When we have functions, we may sometimes wish to see how the dependent variable changes. This change can be approximated by secant lines, but we may want to know how quickly a quantity changes at a single point. Think about looking at a speedometer at one moment in time.

Suppose $f(x)$ is a function we wish to look at. We can examine small changes in $f$ by taking a point nearby, say $x_0$. You've done this above for the particular function $f(x) = x^2.$ The slope of the line joining $(x, x^2)$ and $(x_0, {x_0}^2)$ is

$$ m = \frac{x^2-{x_0}^2}{x - x_0}$$

which approaches $2x_0$ as $x \to x_0$. This is limit, a fundamental concept you must examine before beginning differentiation.

The derivative is the slope of the tangent line, and itself may not be a linear function. Consider the classic example - let $g(x) = e^x,$ and so $g'(x) = e^x$. Certainly the slope function is nonlinear, but that doesn't matter. The derivative $g'$ gives us how quickly the function changes at a specific point.

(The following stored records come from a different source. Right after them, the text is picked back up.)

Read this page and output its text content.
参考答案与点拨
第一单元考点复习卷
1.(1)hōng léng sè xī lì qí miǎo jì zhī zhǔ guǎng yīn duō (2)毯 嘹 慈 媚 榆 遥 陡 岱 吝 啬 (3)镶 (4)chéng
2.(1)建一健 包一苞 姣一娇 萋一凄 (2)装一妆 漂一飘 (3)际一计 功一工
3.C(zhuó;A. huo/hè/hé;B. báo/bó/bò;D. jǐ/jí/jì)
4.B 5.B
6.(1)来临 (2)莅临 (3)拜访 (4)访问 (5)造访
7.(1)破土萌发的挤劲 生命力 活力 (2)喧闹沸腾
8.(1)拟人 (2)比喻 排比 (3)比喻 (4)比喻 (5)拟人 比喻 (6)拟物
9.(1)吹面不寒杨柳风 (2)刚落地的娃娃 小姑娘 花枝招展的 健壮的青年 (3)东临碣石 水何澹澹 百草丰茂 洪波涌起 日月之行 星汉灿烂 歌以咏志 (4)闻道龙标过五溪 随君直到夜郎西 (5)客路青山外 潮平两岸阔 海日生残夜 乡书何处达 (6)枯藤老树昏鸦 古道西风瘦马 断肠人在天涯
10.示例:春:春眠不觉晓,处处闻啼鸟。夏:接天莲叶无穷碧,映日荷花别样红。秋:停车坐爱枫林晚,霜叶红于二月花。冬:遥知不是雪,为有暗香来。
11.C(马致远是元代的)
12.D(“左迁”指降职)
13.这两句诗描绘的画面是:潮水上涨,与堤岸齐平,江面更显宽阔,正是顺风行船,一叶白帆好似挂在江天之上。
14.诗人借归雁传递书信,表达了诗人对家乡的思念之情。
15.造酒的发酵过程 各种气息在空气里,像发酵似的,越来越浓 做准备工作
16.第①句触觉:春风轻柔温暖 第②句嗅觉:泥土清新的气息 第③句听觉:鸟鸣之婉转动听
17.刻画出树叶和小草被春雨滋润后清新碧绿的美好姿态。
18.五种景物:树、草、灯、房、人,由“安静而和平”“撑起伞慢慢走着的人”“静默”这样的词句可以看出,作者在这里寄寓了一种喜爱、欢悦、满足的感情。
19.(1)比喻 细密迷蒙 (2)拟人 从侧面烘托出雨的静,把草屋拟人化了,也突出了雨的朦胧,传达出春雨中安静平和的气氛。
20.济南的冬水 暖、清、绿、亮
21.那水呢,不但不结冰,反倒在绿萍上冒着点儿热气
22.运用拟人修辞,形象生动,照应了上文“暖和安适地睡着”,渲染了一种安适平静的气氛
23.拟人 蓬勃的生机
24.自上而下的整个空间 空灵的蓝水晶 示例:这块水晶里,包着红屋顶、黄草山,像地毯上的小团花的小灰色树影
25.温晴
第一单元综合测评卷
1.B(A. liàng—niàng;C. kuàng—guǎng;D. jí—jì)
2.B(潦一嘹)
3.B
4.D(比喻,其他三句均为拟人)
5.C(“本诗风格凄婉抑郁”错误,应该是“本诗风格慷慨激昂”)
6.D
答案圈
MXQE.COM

I commonly refer to the derivative as the "slope function," since it tells us slope at a particular point. The tangent line is a line, yes, but its slope is determined by the derivative at a point.

Answer 4

For any point $(a, a^2)$ on $y=x^2$, the slope there is $2a$ so the equation of the tangent there is $\dfrac{y-a^2}{x-a}=2a $ or $y =a^2+2a(x-a) =2ax-a^2 $. Note that at $x=a$ we have $y=a^2$.

Answer 5

I think I understand now. All of your answers and comments helped in this process, as well as the work I did before this; however, I think you all missed the point of confusion I had. I don't blame you for that, because I think I partly missed the point of confusion myself. I now see it, and wish to show it so that someone in a similar predicament might have their confusion resolved.

The main issue

I was conflating the function of the tangent line with the tangent line's slope. This is made evident when I said I didn't understand how $2x$ could be the slope of every tangent line grazing $x$ on the curve $f(x) = x^2$, since $2x\neq 3^2$ as an example. However, the tangent line's function, $t(x) \neq 2x$; this is instead true for it's slope, $t'(x) = 2x$. This was obvious, probably too obvious for you guys to spot as my issue, but it slipped past me and caused all this confusion. Thanks for the help.